Screen Link: https://app.dataquest.io/m/370/working-with-missing-data/8/filling-unknown-values-with-a-placeholder

The top “cause” is an “Unspecified” placeholder. This is useful instead of a null value as it makes the distinction between a value that is missing because there were only a certain number of vehicles in the collision versus one that is because the contributing cause for a particular vehicle is unknown.

This statement doesn’t make any sense to me. Can someone please explain it in easy terms?

You are printing out the top 10 causes for the accidents. At the top is the value corresponding to the cause Unspecified. As the name suggests, the cause of the accident is not specified for that many values.

In any previous instance of inspecting some data, you would have come across NaN values. And you might have seen that there are probably 1234 NaN values for example.

The above sentence states that instead of NaN, which is used for Null or Missing Values, the term Unspecified has been used. Because the latter is more useful.

Since we don’t know the cause of the accident, Unspecified is better than saying that the values are missing. Because Unspecified causes can still be useful to the analysis as opposed to removing missing values entirely, for example.

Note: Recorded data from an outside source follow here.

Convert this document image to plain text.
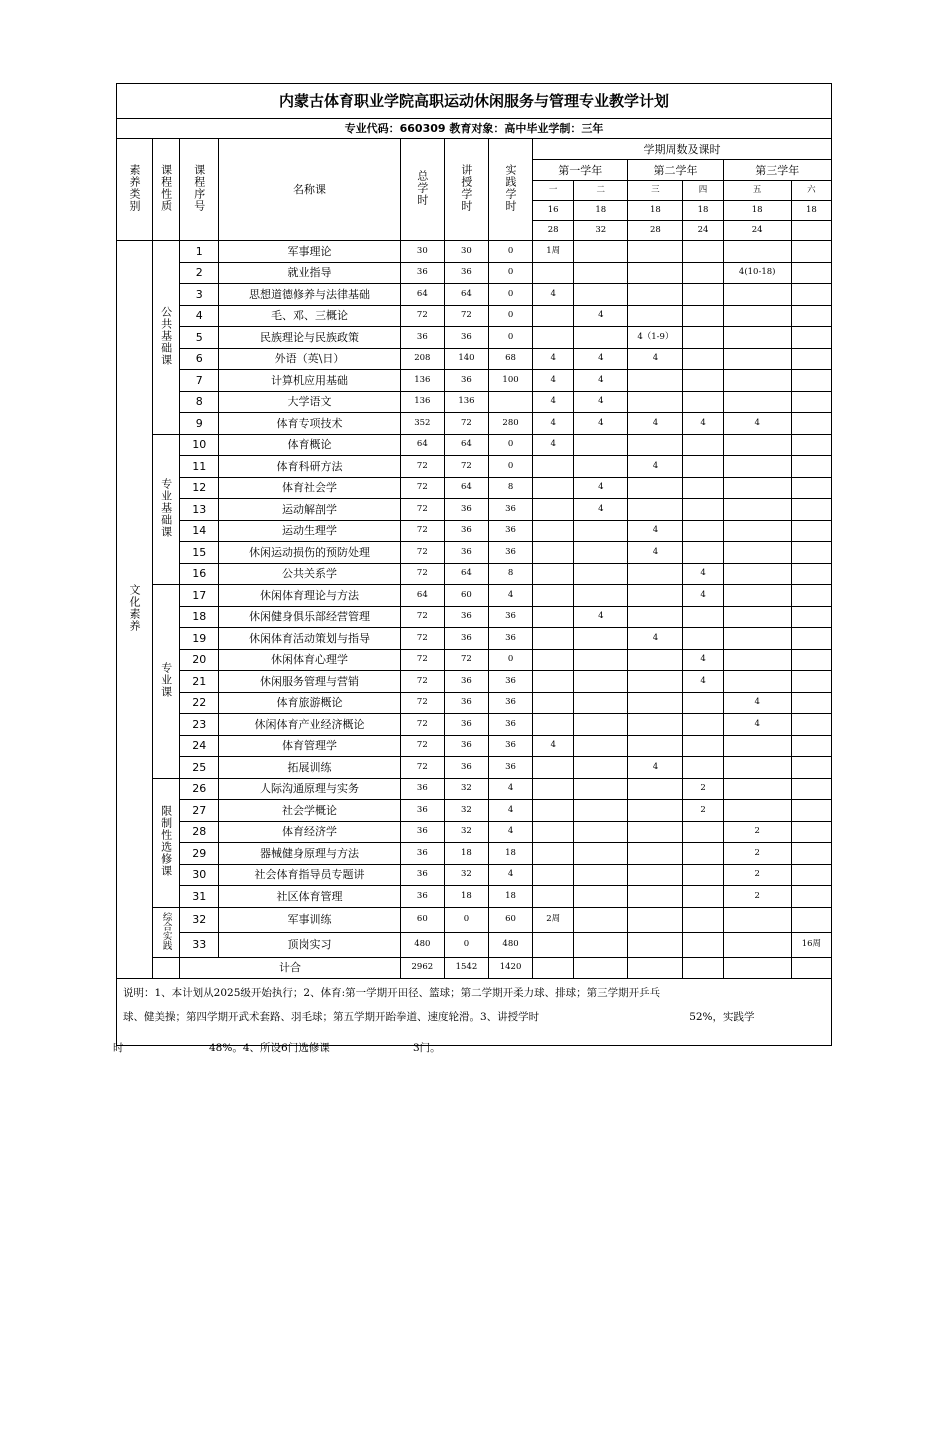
内蒙古体育职业学院高职运动休闲服务与管理专业教学计划												
专业代码：660309 教育对象：高中毕业学制：三年												
素养类别	课程性质	课程序号	名称课	总学时	讲授学时	实践学时	学期周数及课时					
							第一学年		第二学年		第三学年	
							一	二	三	四	五	六
							16	18	18	18	18	18
							28	32	28	24	24	
文化素养	公共基础课	1	军事理论	30	30	0	1周					
		2	就业指导	36	36	0					4(10-18)	
		3	思想道德修养与法律基础	64	64	0	4					
		4	毛、邓、三概论	72	72	0		4				
		5	民族理论与民族政策	36	36	0			4（1-9）			
		6	外语（英\日）	208	140	68	4	4	4			
		7	计算机应用基础	136	36	100	4	4				
		8	大学语文	136	136		4	4				
		9	体育专项技术	352	72	280	4	4	4	4	4	
	专业基础课	10	体育概论	64	64	0	4					
		11	体育科研方法	72	72	0			4			
		12	体育社会学	72	64	8		4				
		13	运动解剖学	72	36	36		4				
		14	运动生理学	72	36	36			4			
		15	休闲运动损伤的预防处理	72	36	36			4			
		16	公共关系学	72	64	8				4		
	专业课	17	休闲体育理论与方法	64	60	4				4		
		18	休闲健身俱乐部经营管理	72	36	36		4				
		19	休闲体育活动策划与指导	72	36	36			4			
		20	休闲体育心理学	72	72	0				4		
		21	休闲服务管理与营销	72	36	36				4		
		22	体育旅游概论	72	36	36					4	
		23	休闲体育产业经济概论	72	36	36					4	
		24	体育管理学	72	36	36	4					
		25	拓展训练	72	36	36			4			
	限制性选修课	26	人际沟通原理与实务	36	32	4				2		
		27	社会学概论	36	32	4				2		
		28	体育经济学	36	32	4					2	
		29	器械健身原理与方法	36	18	18					2	
		30	社会体育指导员专题讲	36	32	4					2	
		31	社区体育管理	36	18	18					2	
	综合实践	32	军事训练	60	0	60	2周					
		33	顶岗实习	480	0	480						16周
		计合		2962	1542	1420						
说明：1、本计划从2025级开始执行；2、体育:第一学期开田径、篮球；第二学期开柔力球、排球；第三学期开乒乓
球、健美操；第四学期开武术套路、羽毛球；第五学期开跆拳道、速度轮滑。3、讲授学时	52%，实践学
时	48%。4、所设6门选修课	3门。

It’s an example of how you can work with missing data depending on the data you have and the context of it.

That makes sense now.

The next paragraph states that:

The vehicles columns don’t have an equivalent, but we can still use the same technique. Here’s the logic we’ll need to do for each pair of vehicle/cause columns:

  1. For values where the vehicle is null and the cause is non-null, set the vehicle to Unspecified .
  2. For values where the cause is null and the vehicle is not-null, set the cause to Unspecified .

What equivalence condition is being referred here?

Vehicle columns don’t have Unspecified as a value.

I think I get it now. Can you please answer my another question: What is null correlation?